I have been a French teacher for expatriates for about 8 years. I had been teaching for some 5 years in Alliances Françaises in India, Spain and Italy, in the prestigious Madrid’s Institut Français and other more confidential language agencies.

At that time, FLE (Français Langue Étrangère — French as a Foreign Language) textbooks appeared to be genuine teaching assistants. They helped me to prepare my classes with a specific pedagogical progression and selected contents. Of course, I had my preferences for some textbooks approach — definitely not all are worthy — but, in general, I have to say that FLE textbooks were undoubtedly relevant and efficient companions to successfully facilitate my classes.

4 years ago, I decided to return to France to teach French in Paris. I have worked for about a year in the Institut Catholique, l’Alliance Française and others agencies dedicated to teach French to professional expatriates and executives. I often had the opportunity to teach students who showed themselves particularly determined to speak French and integrate in their new socio-cultural Parisian environment.

I understood then that teaching a language with eyes stared at France or the French-speaking world does not come under the same methods as when the French learner is part of the very action, in Paris.

Being a newcomer in Paris, as most of my students were, I could even more notice that this context had its specificities regarding to conversation topics, areas of interest and the Parisians’ lifestyle. Specific idioms and turns of sentences, cultural references that underly every conversation and process on how to meet with people: so many realities that affect the very way French is spoken. I considered then that I had to help my students to reach their integration goal by exposing them as much as possible to a French that was indeed adapted to the diversity of realities and situations of their daily life in Paris.

But how to achieve this? FLE textbooks, my faithful companions — that I used by choice or not — turned out to be helpless in that context. As I kept following their pedagogical progression and using their contents during my classes, I was only able to teach a kind of absolute, technical and soulless French, way too indirectly connected to the reality which my students were living in outside of the classroom. What used to work overseas obviously lacked of relevancy and realism over here. Worse. I could not be noticing so much that my students were actually gaining confidence and fluency in their daily interactions.

I understood then that teaching a language with eyes stared at France or the French-speaking world does not come under the same methods as when the French learner is part of the very action, in Paris. And that’s when FLE textbooks turned out to me to be invalidated to serve as French training backbones.

All were nearby open and authentic books in which to look for inspiration.

When I finally decided to close my FLE textbooks, I started to look carefully around me. I could observe and listen to the Parisians at work, at parties, with their relatives or on holidays. All were nearby open and authentic books in which to look for inspiration.

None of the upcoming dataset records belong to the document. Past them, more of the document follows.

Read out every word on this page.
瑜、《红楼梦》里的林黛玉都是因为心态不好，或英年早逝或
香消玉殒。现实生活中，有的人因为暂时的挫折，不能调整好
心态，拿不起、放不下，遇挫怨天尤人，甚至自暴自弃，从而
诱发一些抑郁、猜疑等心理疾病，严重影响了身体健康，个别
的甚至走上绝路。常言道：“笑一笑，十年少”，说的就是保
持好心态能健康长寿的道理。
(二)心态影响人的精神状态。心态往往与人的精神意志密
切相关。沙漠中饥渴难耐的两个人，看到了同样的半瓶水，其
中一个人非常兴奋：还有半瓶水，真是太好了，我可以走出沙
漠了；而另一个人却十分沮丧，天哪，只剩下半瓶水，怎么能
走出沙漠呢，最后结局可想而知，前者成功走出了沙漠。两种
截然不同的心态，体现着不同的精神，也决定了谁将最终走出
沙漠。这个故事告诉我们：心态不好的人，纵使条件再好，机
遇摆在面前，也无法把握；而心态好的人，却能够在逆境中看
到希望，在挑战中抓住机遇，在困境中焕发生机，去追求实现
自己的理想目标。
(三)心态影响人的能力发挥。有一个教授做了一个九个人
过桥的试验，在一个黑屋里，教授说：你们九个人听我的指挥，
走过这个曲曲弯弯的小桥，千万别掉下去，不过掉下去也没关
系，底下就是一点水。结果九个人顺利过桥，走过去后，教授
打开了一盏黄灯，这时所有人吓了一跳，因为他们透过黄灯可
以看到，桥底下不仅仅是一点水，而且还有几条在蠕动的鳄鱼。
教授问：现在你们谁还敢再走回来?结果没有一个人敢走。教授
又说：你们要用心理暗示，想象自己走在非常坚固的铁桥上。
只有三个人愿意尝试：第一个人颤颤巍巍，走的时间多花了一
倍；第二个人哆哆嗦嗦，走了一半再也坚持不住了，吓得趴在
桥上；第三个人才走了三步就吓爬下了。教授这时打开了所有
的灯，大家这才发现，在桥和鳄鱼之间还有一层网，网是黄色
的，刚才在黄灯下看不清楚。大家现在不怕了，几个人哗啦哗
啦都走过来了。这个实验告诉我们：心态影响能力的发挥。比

All those daily-life situations have become my new references to delineate a more updated, intuitive and Learner-in-Paris-centric French learning approach.

Of course, this pedagogical “revolution” is very time- and energy-demanding to design the programmes and create the corresponding teaching material. That seems however definitely worthwhile! After more than 3 years of following such teaching approach, I am so delighted to note that my students do not only make outstanding and swift progress in both French language and Parisian society understanding but also feel satisfied to being able to take a fresh, curious and sharper look to their new living environment.